Main Page: Difference between revisions
(New text for main page explaining the concept for this wikibase instance) |
(No difference)
|
Revision as of 17:58, 10 March 2023
This is an experimental Wikibase instance where I am exploring a new method for handling the data that the Environmental Data and Governance Initiative's (EDGI) Environmental Enforcement Watch (EEW) project works to make sense of. This mostly comes from the U.S. Environmental Protection Agency's (EPA) Enforcement and Compliance History Online (ECHO) system.
EEW works to make best sense of the data the EPA puts online, developing various regular analytical reports that translate what ECHO reports on the legal environmental compliance of various facilities into an accessible form. They also develop code notebooks that help other groups, such as investigative journalists, understand and work with these data.
I've been interested in how we might regularize and institutionalize this same concept for all kinds of government data where we often have, especially now under various open government and open data policies, massive amounts of potentially useful government data flowing online. Just because those data are "open" doesn't mean they are accessible and usable. We often have all kinds of obscure codes and disconnected bits of data that make perfect (maybe) sense in the context of producing and working with those data within their source agencies but make no sense to anyone else without a whole of of deciphering.
I'm exploring what that deciphering might look like if we take more of a knowledge organization approach to the whole problem rather than a data integration approach. What if we try to fit as much of that massive amount of public data into the global knowledge commons as being pursued by the Wikimedia Foundation and its raft of contributors, especially through Wikidata. I'm particularly excited about the latest developments here with Wikibase instances in the cloud that are essentially being designed to be adjacent knowledge graphs focused in a particular domain and context.
Having experimented for the last couple of years with Wikidata itself, I can say with certainty that it's really quite hard to work legitimately within that whole system. It's a nontrivial process to be careful about semantic and structural alignment of concepts and not just throw things into a giant database. You have to figure out what other people mean in the properties available for use and the items used to classify other items. If that's not clear in the definition of those items, you have to dig into the history behind them to understand if they align with your own intent. If not, the responsible thing to do is to jump into the conversation and try to influence things in a direction that is a result of community consensus. That takes a lot of time and energy!
As an alternative, or more of a stepping stone, we can start with a clean instance of the same knowledge organization technology and work things out within a specific context. The responsible way to go about that still involves examining both the very messy global knowledge commons (Wikidata and related things) as well as other ontologies and sources of explicit semantics. As we build out own thing, we should establish linkages to other things, complete with notes on what those relationships mean and how they might be exploited in future. I tend to think we'll end up with a global knowledge commons that is more about pop-up knowledge graph indexes, perhaps using developing tech like Weaviate and others, that reach out and exploit these relationships to develop efficient point-in-time renderings that are optimized for use.
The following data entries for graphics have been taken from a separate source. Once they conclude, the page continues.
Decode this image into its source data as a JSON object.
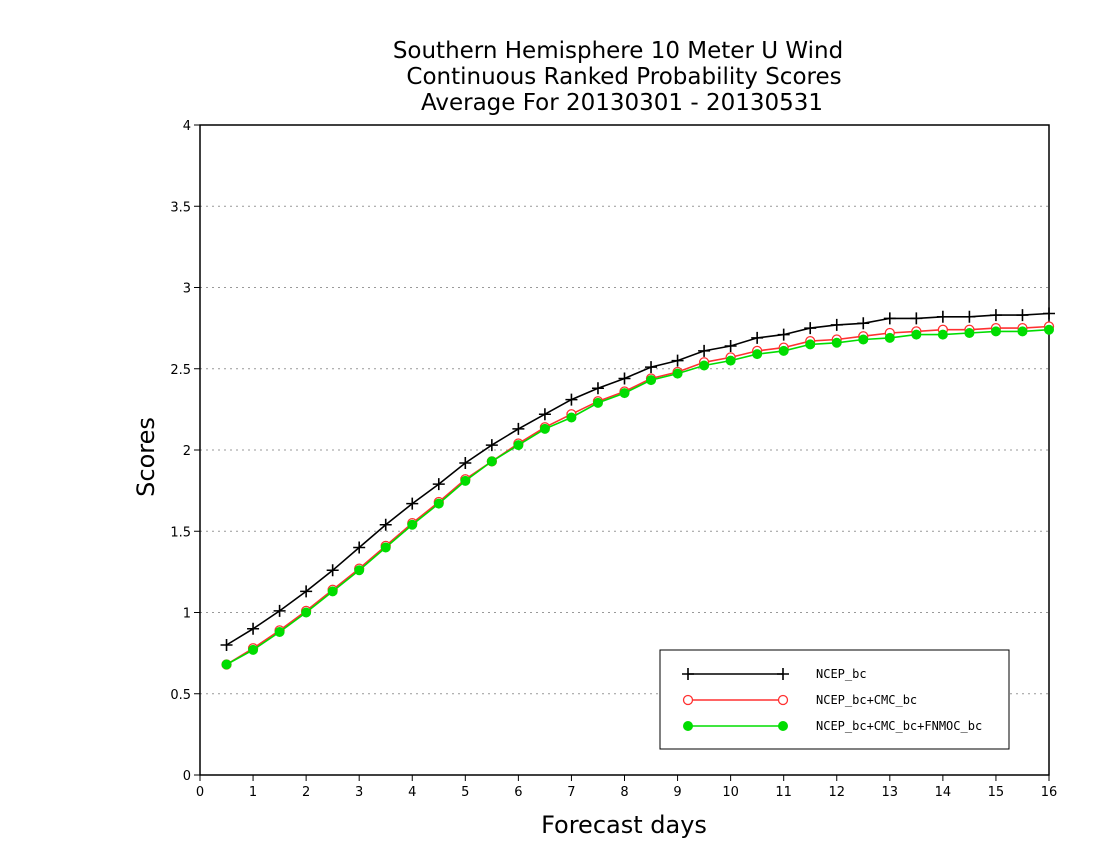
{
  "chart_data": {
    "type": "line",
    "title_lines": [
      "Southern Hemisphere 10 Meter U Wind",
      "Continuous Ranked Probability Scores",
      "Average For 20130301 - 20130531"
    ],
    "xlabel": "Forecast days",
    "ylabel": "Scores",
    "xlim": [
      0,
      16
    ],
    "ylim": [
      0,
      4
    ],
    "xticks": [
      0,
      1,
      2,
      3,
      4,
      5,
      6,
      7,
      8,
      9,
      10,
      11,
      12,
      13,
      14,
      15,
      16
    ],
    "yticks": [
      0,
      0.5,
      1,
      1.5,
      2,
      2.5,
      3,
      3.5,
      4
    ],
    "ytick_labels": [
      "0",
      "0.5",
      "1",
      "1.5",
      "2",
      "2.5",
      "3",
      "3.5",
      "4"
    ],
    "grid": "horizontal dotted",
    "legend_position": "bottom-right",
    "x": [
      0.5,
      1,
      1.5,
      2,
      2.5,
      3,
      3.5,
      4,
      4.5,
      5,
      5.5,
      6,
      6.5,
      7,
      7.5,
      8,
      8.5,
      9,
      9.5,
      10,
      10.5,
      11,
      11.5,
      12,
      12.5,
      13,
      13.5,
      14,
      14.5,
      15,
      15.5,
      16
    ],
    "series": [
      {
        "name": "NCEP_bc",
        "color": "#000000",
        "marker": "plus",
        "values": [
          0.8,
          0.9,
          1.01,
          1.13,
          1.26,
          1.4,
          1.54,
          1.67,
          1.79,
          1.92,
          2.03,
          2.13,
          2.22,
          2.31,
          2.38,
          2.44,
          2.51,
          2.55,
          2.61,
          2.64,
          2.69,
          2.71,
          2.75,
          2.77,
          2.78,
          2.81,
          2.81,
          2.82,
          2.82,
          2.83,
          2.83,
          2.84
        ]
      },
      {
        "name": "NCEP_bc+CMC_bc",
        "color": "#ff3030",
        "marker": "open-circle",
        "values": [
          0.68,
          0.78,
          0.89,
          1.01,
          1.14,
          1.27,
          1.41,
          1.55,
          1.68,
          1.82,
          1.93,
          2.04,
          2.14,
          2.22,
          2.3,
          2.36,
          2.44,
          2.48,
          2.54,
          2.57,
          2.61,
          2.63,
          2.67,
          2.68,
          2.7,
          2.72,
          2.73,
          2.74,
          2.74,
          2.75,
          2.75,
          2.76
        ]
      },
      {
        "name": "NCEP_bc+CMC_bc+FNMOC_bc",
        "color": "#00dd00",
        "marker": "filled-circle",
        "values": [
          0.68,
          0.77,
          0.88,
          1.0,
          1.13,
          1.26,
          1.4,
          1.54,
          1.67,
          1.81,
          1.93,
          2.03,
          2.13,
          2.2,
          2.29,
          2.35,
          2.43,
          2.47,
          2.52,
          2.55,
          2.59,
          2.61,
          2.65,
          2.66,
          2.68,
          2.69,
          2.71,
          2.71,
          2.72,
          2.73,
          2.73,
          2.74
        ]
      }
    ]
  }
}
Part of the reason I'm interested in this dynamic for the EEW project is that they are like a lot of groups that really don't have the capacity to engineer and operate a bunch of big data tech. What if, instead, there was some tech that a small non-profit like this could push things to, focusing more on the code to do the work (which they have to anyway) and less on the foundational infrastructure for where the data goes? If that data infrastructure is also fully in the public domain and part of a well-established global organization dedicated to building the global knowledge commons, then we have a pretty good chance of developing something truly lasting.
Disclaimer: I'm a sometimes volunteer with the EDGI-EEW, but I spun this wikibase instance up on my own initiative and time. If it proves interesting to carry forward in some more official capacity with the organization/project, we'll recast it at that time.